The greatest experience was that he got to come to an island in the South Pacific and live on it with 18 people that he doesn't even know. Now he knows them - he can't say that someone he's only known for 28 days is a friend. But he saw some of the most beautiful land in the world, and got to meet some great friends. A poor country boy from Virginia wouldn't be able to do that.

He would not change anything about the way he played the game. In his occupation, he doesn't see any male/female gender. They're all great Americans, and he doesn't think the gender game. Everybody's great, he'll take the best qualities of each. Half the males were shady and half the females were shady, so you've got to have good people to make a good group.

Sarge, the Day After: His experience overall was educational and vacational. Not "vocational" as the CBS website says. Yeah, Sarge's word isn't really a word, but vocational makes absolutely no sense. He got to see a part of the world that most of the world won't see. But he learned a lot about human character and what people will do in a tight spot. He learned how deep he'll go into a game of character and ethics. He learned you can have a lot of fun, but you can get emotionally ill, to the point where he could see how much it hurt people to get stabbed in the back. He could see how it affected someone's personality and demeanor when they're in a game like this. You don't see it all at once, you see the depletion of someone's spirit slowly. At first he didn't mind, he thought he could handle it, but as time went on he didn't like the way it made him feel, but he had to play the game so as to not give up his word to others. As we've seen, that's not usually the best way to win. Actually, that's never the best way to win.

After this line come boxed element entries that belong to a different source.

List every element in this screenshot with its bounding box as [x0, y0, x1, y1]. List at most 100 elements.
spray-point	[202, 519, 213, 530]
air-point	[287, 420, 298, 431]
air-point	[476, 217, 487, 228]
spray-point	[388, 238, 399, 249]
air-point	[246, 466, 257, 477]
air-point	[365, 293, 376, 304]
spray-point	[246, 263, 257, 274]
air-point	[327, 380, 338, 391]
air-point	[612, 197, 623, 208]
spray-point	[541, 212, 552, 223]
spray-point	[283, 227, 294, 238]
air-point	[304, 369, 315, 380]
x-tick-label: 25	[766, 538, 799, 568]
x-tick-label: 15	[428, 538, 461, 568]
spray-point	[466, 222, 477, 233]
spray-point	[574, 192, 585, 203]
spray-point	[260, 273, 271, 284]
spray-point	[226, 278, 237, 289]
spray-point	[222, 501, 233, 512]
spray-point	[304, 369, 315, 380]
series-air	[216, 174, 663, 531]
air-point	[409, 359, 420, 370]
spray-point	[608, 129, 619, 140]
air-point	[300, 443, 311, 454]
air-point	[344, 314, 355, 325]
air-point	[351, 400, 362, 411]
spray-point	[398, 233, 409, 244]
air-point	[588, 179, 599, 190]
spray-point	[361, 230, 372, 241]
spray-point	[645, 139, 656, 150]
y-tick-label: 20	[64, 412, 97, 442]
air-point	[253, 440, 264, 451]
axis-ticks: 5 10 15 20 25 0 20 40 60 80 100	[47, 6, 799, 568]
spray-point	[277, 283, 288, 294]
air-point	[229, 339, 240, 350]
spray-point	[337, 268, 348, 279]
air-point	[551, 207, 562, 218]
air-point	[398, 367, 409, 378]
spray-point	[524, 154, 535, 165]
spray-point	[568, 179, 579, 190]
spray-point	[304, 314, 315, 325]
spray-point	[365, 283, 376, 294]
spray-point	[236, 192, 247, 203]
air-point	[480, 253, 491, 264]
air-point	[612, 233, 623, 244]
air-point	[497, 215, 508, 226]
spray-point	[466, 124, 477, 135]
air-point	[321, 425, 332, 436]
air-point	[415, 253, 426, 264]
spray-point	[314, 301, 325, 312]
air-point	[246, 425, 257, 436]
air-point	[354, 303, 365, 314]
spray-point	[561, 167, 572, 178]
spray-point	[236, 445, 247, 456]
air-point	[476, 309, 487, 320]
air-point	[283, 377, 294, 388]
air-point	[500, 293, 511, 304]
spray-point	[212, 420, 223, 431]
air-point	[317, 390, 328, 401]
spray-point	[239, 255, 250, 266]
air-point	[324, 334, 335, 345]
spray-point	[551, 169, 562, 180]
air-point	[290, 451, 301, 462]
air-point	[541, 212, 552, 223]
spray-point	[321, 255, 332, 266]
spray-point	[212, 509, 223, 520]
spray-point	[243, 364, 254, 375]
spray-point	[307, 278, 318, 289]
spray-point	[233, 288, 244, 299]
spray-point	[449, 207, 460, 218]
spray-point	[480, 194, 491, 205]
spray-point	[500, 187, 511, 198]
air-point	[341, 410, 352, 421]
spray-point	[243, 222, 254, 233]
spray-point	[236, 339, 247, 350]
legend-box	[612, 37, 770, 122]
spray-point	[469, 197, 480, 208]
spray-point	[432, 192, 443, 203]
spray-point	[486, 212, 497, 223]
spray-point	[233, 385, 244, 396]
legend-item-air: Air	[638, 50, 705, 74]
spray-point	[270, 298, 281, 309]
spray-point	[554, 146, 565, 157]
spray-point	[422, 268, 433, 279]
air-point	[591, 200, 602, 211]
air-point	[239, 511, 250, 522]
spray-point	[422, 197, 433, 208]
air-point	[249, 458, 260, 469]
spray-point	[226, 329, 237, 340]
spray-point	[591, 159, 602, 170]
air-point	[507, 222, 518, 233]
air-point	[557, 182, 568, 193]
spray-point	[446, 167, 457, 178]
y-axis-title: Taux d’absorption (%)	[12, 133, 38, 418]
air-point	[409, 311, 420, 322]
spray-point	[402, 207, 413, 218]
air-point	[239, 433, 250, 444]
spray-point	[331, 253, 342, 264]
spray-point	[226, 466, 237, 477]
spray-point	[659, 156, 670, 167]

The biggest challenge of the game was psychological, not physical. He could handle every aspect of the game physically, to him it was a vacation. None of the challenges were difficult to him. But when he had to tear somebody down to advance himself, he wondered how far he would go for a dollar. He realized he won't go that far. He would rather be a minimum wage worker with lots of friends than a wealthy person with shallow friends that he always had to watch.